Security Questions

You’ve seen them. The Security Question. Sign up for an account, pick a password, then fill in the answers for a few questions so that the system can identify you in case you lose your password.

The problem with these is that the answers to the questions are weaker alternatives to the passwords themselves.  Both require the user to identify themselves via a string that only they should know. The questions however, has two flaws:

1. The answers to the questions are generally not considered confidential. “Your mother’s maiden name” is a piece of information that may not be commonly known, but is not exactly often considered secret either. Same for the names of the schools you attended. With the rise of social networks and the vast amounts of personal data individuals fill out in these, it’s become easier than ever for someone else to answer these questions correctly.

2. The answers are not random character strings. Think of all of the times you were told that a good password must contain symbols and numbers or what have you. This is a good practice, and it’s to help ensure that (to some degree) the password is as random as possible. Security questions often prompt for a word however, and this greatly lessens the amount of possible correct answers. An eight character password, using just lowercase letters, numbers, and ten different symbols, gives a possibility of over 20 trillion combinations, a steep hill for a brute force attack. Yet the English language has, at the high end of estimates, barely a million words. Quite a lot, but far less daunting. (This is a very simplistic example, but I believe the point stands.)
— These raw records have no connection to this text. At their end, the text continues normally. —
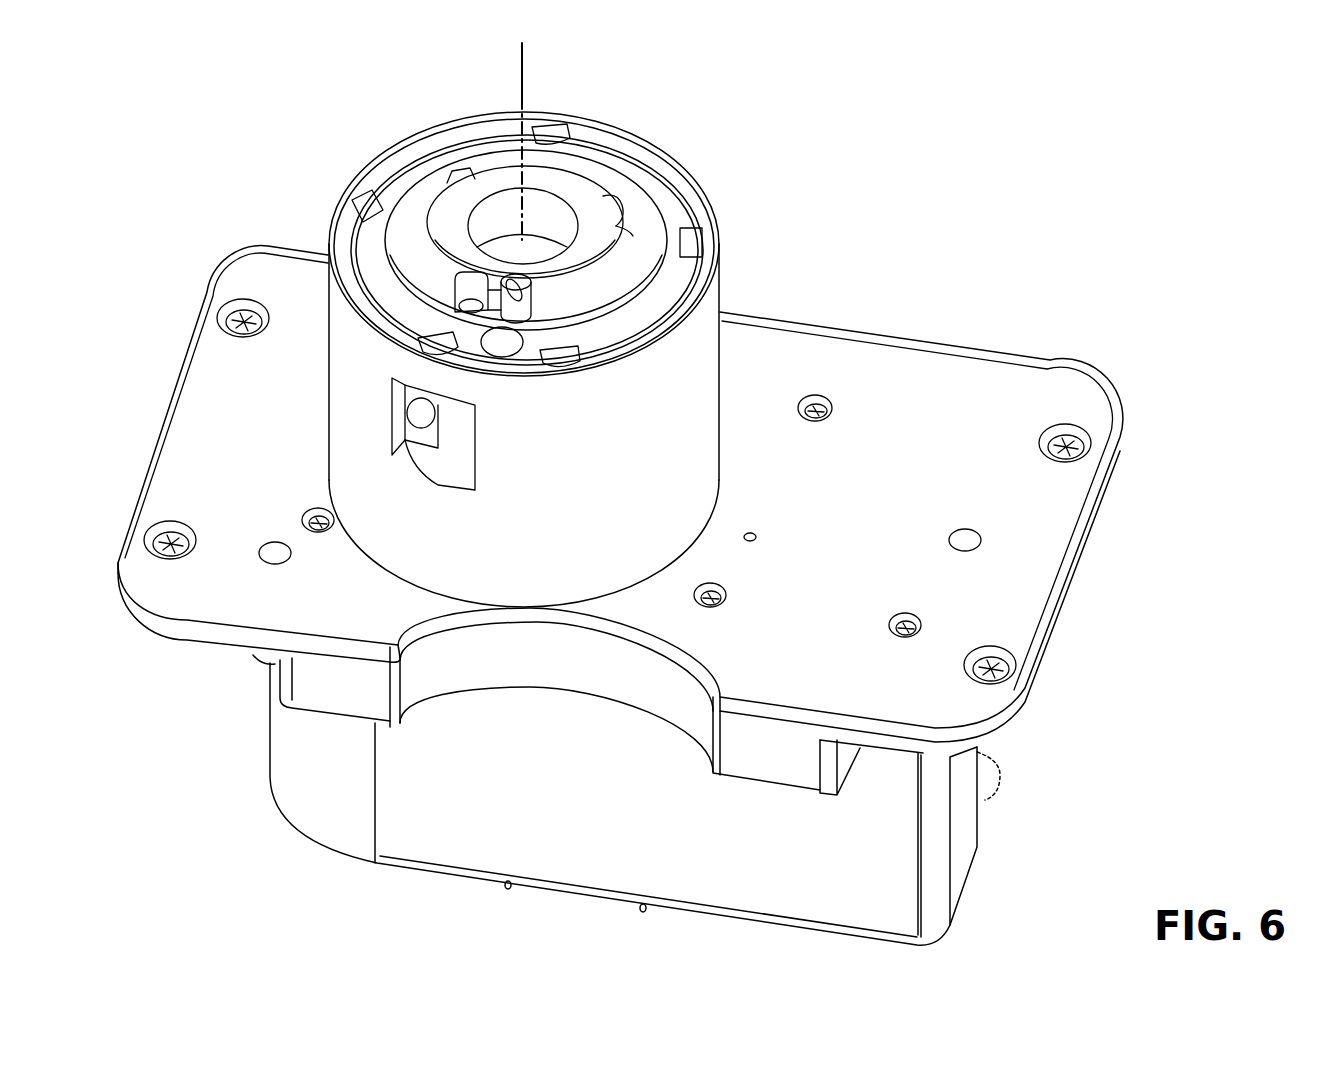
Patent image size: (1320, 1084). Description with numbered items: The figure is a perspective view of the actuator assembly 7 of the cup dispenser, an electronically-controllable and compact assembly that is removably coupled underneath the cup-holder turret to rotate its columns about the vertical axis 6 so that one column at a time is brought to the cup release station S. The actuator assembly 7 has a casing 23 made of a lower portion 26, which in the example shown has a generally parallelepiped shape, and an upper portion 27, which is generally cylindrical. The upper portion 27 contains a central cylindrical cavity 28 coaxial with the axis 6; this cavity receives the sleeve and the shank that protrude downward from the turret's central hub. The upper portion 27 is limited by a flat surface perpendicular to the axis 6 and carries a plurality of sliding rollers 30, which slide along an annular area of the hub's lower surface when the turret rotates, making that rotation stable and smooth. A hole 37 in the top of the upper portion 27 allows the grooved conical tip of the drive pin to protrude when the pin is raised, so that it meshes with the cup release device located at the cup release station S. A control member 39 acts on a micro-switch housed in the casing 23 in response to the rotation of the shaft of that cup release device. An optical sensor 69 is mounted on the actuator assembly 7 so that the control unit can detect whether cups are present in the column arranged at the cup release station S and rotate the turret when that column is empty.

The vertical axis 6 is at (520, 63).
The actuator assembly 7 is at (1000, 284).
The casing 23 is at (218, 260).
The lower portion 26 is at (752, 902).
The upper portion 27 is at (705, 483).
The central cylindrical cavity 28 is at (552, 212).
The sliding rollers 30 is at (552, 128).
The hole 37 is at (505, 358).
The control member 39 is at (520, 320).
The optical sensor 69 is at (424, 452).
The cup release station S is at (535, 710).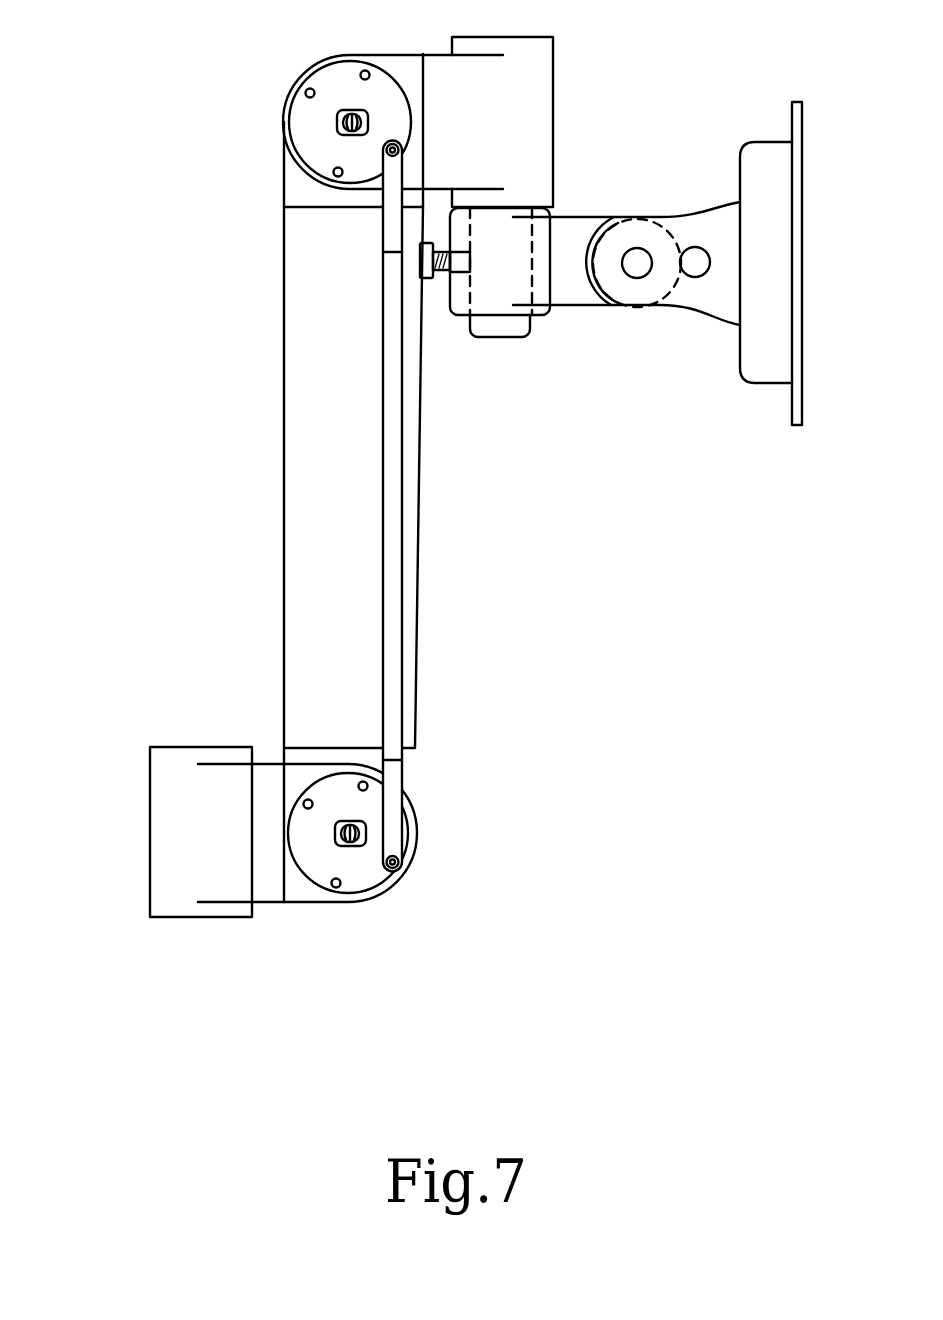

There’s been a lot of talk on the first point, but Light Blue Touchpaper has a really neat post focusing on the second. They reference a recently published paper that goes into the details on how successful drive-by brute forcing of accounts via the security questionnaire is, and it’s surprisingly high.

So what does one do about it?

1. Refuse to play along. One of the best pieces of advice I received from one of my infosec professors: If you have a security question, answer it with something else entirely. If it asks for say, your mother’s maiden name, put in the name of your school. Make it something hilarious, and you’ll be better able to remember it. Even if someone does find out your mother’s maiden name, an attacker will be puzzled as to why it doesn’t work.

2. According to the paper though, even that may not be enough. While the paper focuses on single names, (and the above, I think, will give you a reasonable level of security) the use of an actual word is still relatively weak for the reasons I outlined above. So use a password. Make it the same as the one you use for the account, or a different one. Both the question and the actual password challenge (and you do use a strong password, right?) will be protected at the same level.

But what if you do actually forget your password? Isn’t that what this was supposed to fix? The first suggestion would be to use a password escrow manager, such as KeePass, so that you only have to remember one password, and can then access all of the others. The other suggestion? Write it down. Seriously. Write it on a pad of paper, and protect that paper. If you’re in a work environment, then this does not apply. Your office is not private. (No, really, it’s not. You don’t own or control the building.) But for home, it’s more than sufficient. Keep it hidden in a desk or so, and pull it out when you need to. You’ll lessen the number of passwords you need to remember and make it easier to create more complex ones.

Thursday, March 4th, 2010 Security

1 Comment to Security Questions

  • AlcoJaguar says:

    I actually tend to make my secret question answers unknown even to me. Mash the keyboard and drop random character codes into the field. I prefer email password resets. That way, as long as I use and maintain my email address, I’ll never be in dire need of the answer to any of my secret questions just to reset a password on a forum I haven’t visited in two years.